Featured Comment by John Camp: "Things are not always simple—it's perfectly possible for a book to 'appropriate' text and still have terrific photos and good production values. But your (Mike's) original judgment was that the text problem could be a deal-killer for you; Ctein took a severely dim view of it, and so did I. Could it be that we agreed on this because we're all writers, and we all know how hard it is to get out those simple words, and to accumulate and develop the ideas behind the words? If it had happened that several photos had been used without permission or acknowledgment, would we all agree that we could just kiss and make up? I doubt it...From a writer's point of view, it should be more than just a little embarrassment, a trivial oversight...
"But, things are not always simple, and I do love good street photography. If this collection is really good, I may buy it for the photos. But I'll still be pissed about the words."
Featured Comment by Ctein: "What John Camp said. I, too, will give the book a look, before comfortably settling into complete intransigence."

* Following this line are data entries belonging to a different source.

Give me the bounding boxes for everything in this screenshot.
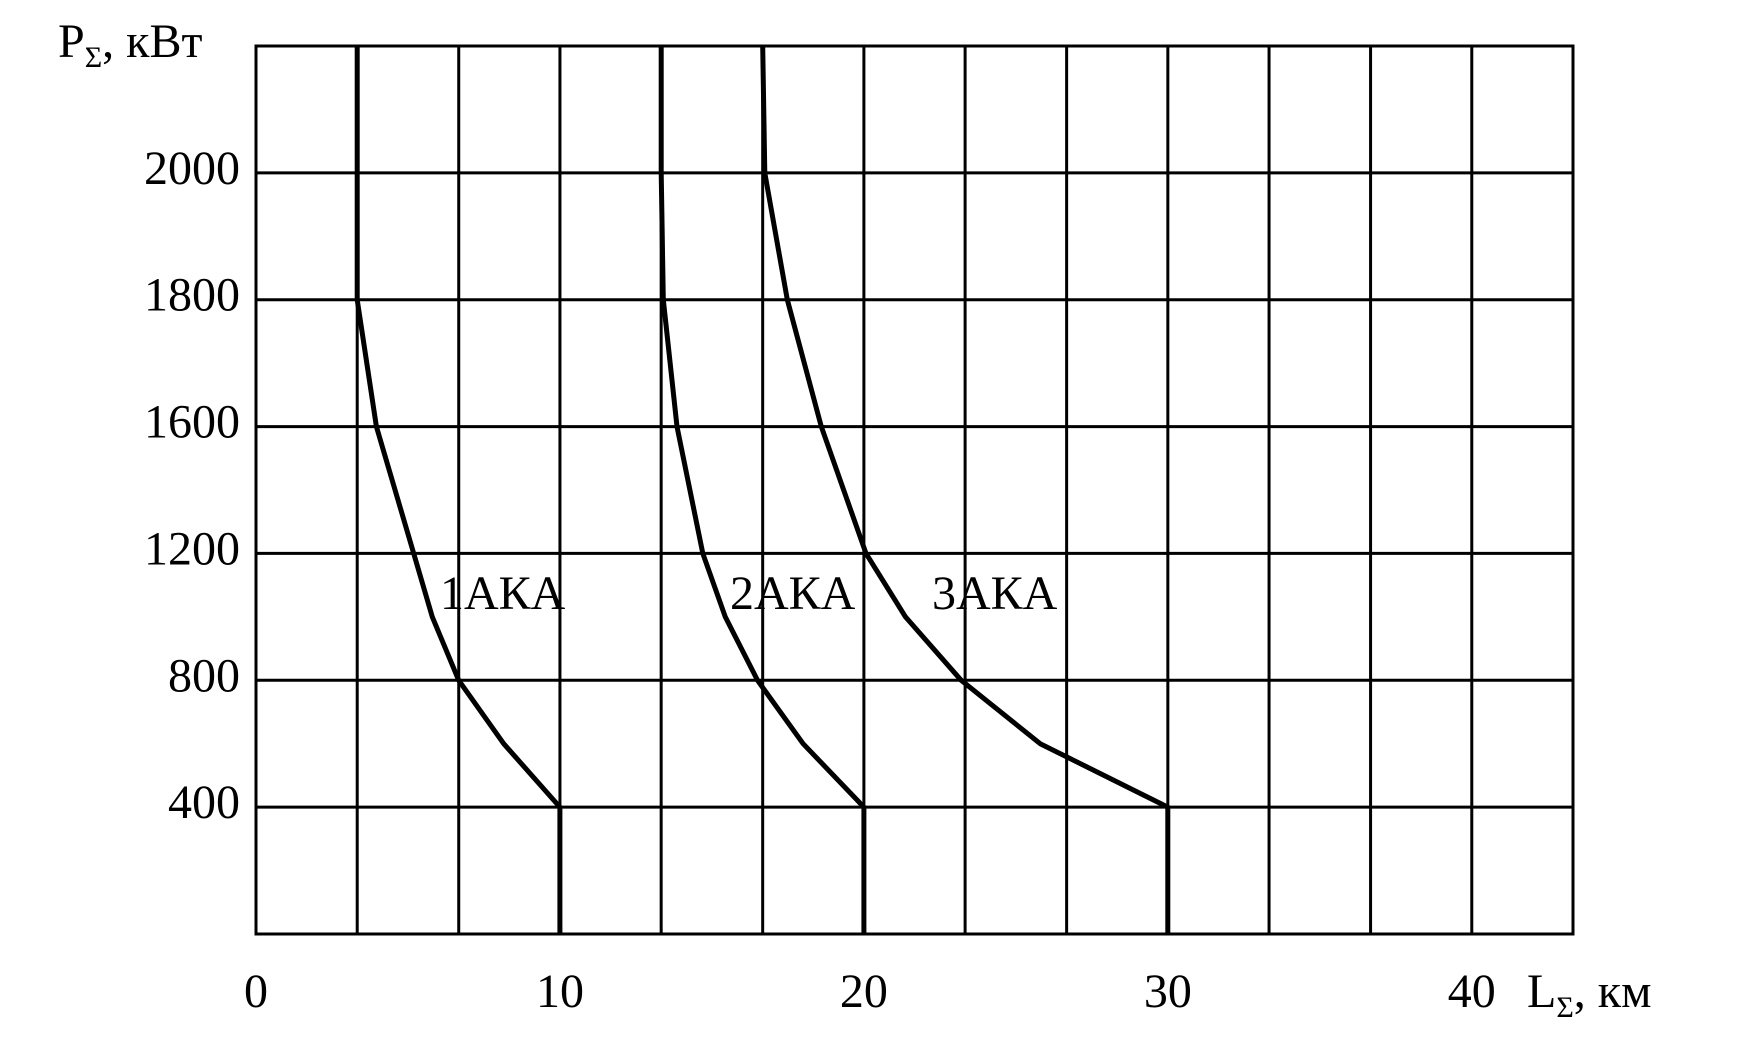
y-tick-label: 800	[168, 649, 240, 702]
y-label-sub: Σ	[85, 41, 102, 74]
curve	[354, 46, 563, 934]
y-label-rest: , кВт	[102, 15, 202, 68]
plot-frame	[254, 44, 1575, 936]
y-axis-label: PΣ, кВт	[58, 15, 203, 74]
series-label: 2АКА	[730, 567, 856, 620]
y-tick-label: 1600	[144, 396, 240, 449]
x-label-main: L	[1527, 965, 1556, 1018]
x-axis-label: LΣ, км	[1527, 965, 1652, 1024]
y-tick-label: 1200	[144, 522, 240, 575]
x-tick-label: 0	[244, 965, 268, 1018]
y-tick-label: 2000	[144, 142, 240, 195]
x-label-rest: , км	[1574, 965, 1652, 1018]
x-tick-label: 30	[1144, 965, 1192, 1018]
y-label-main: P	[58, 15, 85, 68]
y-tick-label: 1800	[144, 269, 240, 322]
x-tick-label: 10	[536, 965, 584, 1018]
x-label-sub: Σ	[1556, 991, 1573, 1024]
curve	[658, 46, 867, 934]
x-tick-label: 20	[840, 965, 888, 1018]
x-tick-label: 40	[1448, 965, 1496, 1018]
series-label: 3АКА	[932, 567, 1058, 620]
curve	[760, 45, 1171, 934]
series-label: 1АКА	[440, 567, 566, 620]
y-tick-label: 400	[168, 776, 240, 829]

Featured Comment by James Bulloch: "I'm in general agreement with the majority thoughts in the original post: sharp and immoral practice by the publishers, the original act made even less defensible by the rather odd response by Johanna Neurath that either there were more important things to worry about, or that they were frightfully busy around publication time (depending on interpretation).
"There is however something I find a little ironic about this controversy. I don't particularly care for street photography as a genre, and thinking about why I feel that, it's because I find the basic premise rather discourteous when there are recognisable (if unknown) people as the main subject. If someone took my picture while I was on the street without direct permission, and that picture later becomes published (without any consent of mine) and adds to the renown and lustre of a photographer, I would feel aggrieved. At an extreme, I recall watching (I think on this site?...memory fails me) a 5-minute video of a well-known NYC street photographer who specialised in 'in your face' photography of passers-by. [Bruce Gilden. Our link is broken for some reason, but you can see the same video here. —Ed.] Perfectly legal, I'm sure, but also perfectly understandable if the unwilling subject had reacted rather badly (I would have, even if he was using a Leica).
"To sum up: in my opinion street photography should be a two-way street, as far as consent and attribution is concerned."